After growing PS Solutions in Pennsylvania, founder Wayne Hippo came to Wilmington with the goal of replicating the company’s growth in the Cape Fear region and its focus on keeping software development local.
When the software development company opened in Wilmington in 2018, it had one worker and was housed at the University of North Carolina Wilmington’s Center for Innovation and Entrepreneurship. Now, it occupies office space at 2109 Capital Drive with five employees.
“I want to get that initially to 15,” Hippo said about his employee number. “I think we’re going to hit that, but ultimately, I’m not going to be happy until it’s 50. And probably by the time we’re 50, we’ll be looking at another number.”
PS Solutions was founded by managing partners Hippo and Joe Merilli in 2009 in Altoona, Pennsylvania, a city about 100 miles east of Pittsburgh. At first, the company focused on staffing software developers but then expanded to provide outsourced software development for companies.
After starting in Altoona, the company expanded to Pittsburgh. Currently, PS Solutions has 35 employees at its Pennsylvania and Wilmington locations.
“We wanted to be in the Carolinas somewhere,” Hippo said. “We considered three or four other cities, but we were just really impressed by the growth in Wilmington and the opportunities that we saw here.”
PS Solution works with all sorts of companies, not just tech-related ones.
“We’re under a lot of NDAs about who we work with, but I can say that our industries are so varied,” he said. “We have companies that do oil cleanups. When people think of technology, you think of the obvious tech companies, but the need in our client base extends well beyond that.”
Other companies include gas stations, restaurant chains and convenience stores.
While most of the software development at PS Solutions is done for other companies, the firm recently started to develop its own products, including Chute Festival and a Columbia Protocol app.
Chute Festival is a cloud-based event management system for fairs, festivals or events that focuses on vendor management.
“What we found working with some clients is there really isn’t a product that addresses the small to mid-size events,” Hippo said. “Those events tend to be managed largely by volunteers. And while that’s fantastic, volunteers come and go and sometimes when they go, they take an awful lot of the knowledge base.”

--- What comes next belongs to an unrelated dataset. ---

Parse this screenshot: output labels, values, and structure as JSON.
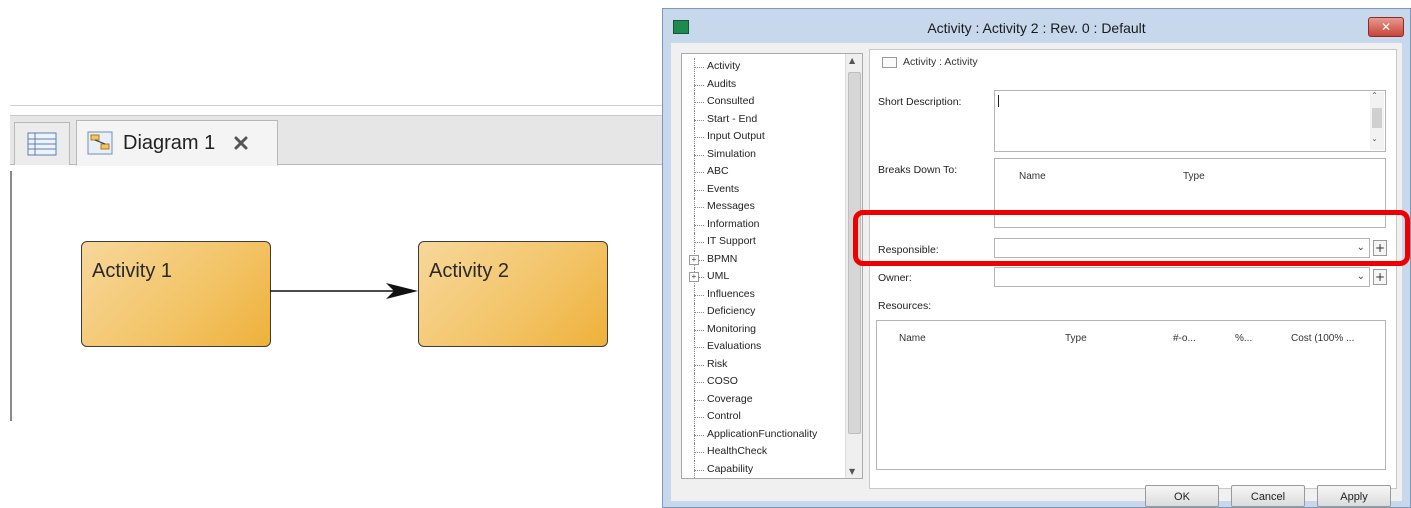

To grow the product, PS Solutions recently hired Trevor Hughes as business development manager.
“I think that there is a huge market share and there’s a lot of value we could bring to these volunteers,” Hughes said. “We make it easier for them to manage, communicate and get paid by their vendors and just stay organized. Right now, they’re not really using technology, if they are, it’s an Excel spreadsheet or paper files. Bringing it onto the cloud where it’s very easy and intuitive just brings a lot of value.”
The company also developed the Columbia Protocol app after being approached by the Blair County Department of Social Services in Pennsylvania.
The Columbia Protocol is a series of questions developed by Columbia University to help determine when someone is at risk for suicide and ways to help.
Counties can have the app software written to their own parameters so when someone uses it, they can get county-specific hotlines.
“That’s catching on,” Hippo said. “That’s another thing you’ll see us marketing here through the North Carolina office.”
Because not all businesses can afford to have software developers full time, PS Solution focuses on providing services for local companies preventing them from outsourcing their software development.
Most of the Wilmington office’s clients are local, Hippo said.
“The type of software development that you would associate with being shipped off somewhere, we say, ‘don’t ship it overseas; ship it right here and our in-house team will do that on a project basis,’” Hippo said.
PS Solutions hires software developers who are contracted with other companies but still receive full benefits, he said.
To develop an interest in software engineering among more girls, PS Solutions started the PS Solutions Foundation in 2012.
Only about 25% of computer scientists in the U.S. are women, according to a 2016 science and engineering report by the National Science Board.
“When we’re talking about problems in technology, the big one faced by the United States is we don’t have enough people,” Hippo said.
Through a partnership with Cucalorus Festival, PS Solutions hosted a children’s coding workshop at Snipes Academy of Arts and Design, Wrightsboro Elementary and GLOW Academy in November.
With the firm’s recent expansion to Wilmington, officials plan to grow its footprint in the Cape Fear region by hiring additional sales personnel, expanding to larger office space and eventually establishing a development center.
“We’ve never been afraid to take on a new challenge,” Hippo said. “Next stop will probably be a much larger development center in Wilmington and with that success, probably a sister center somewhere nearby, and then it’s onto the next opportunity.”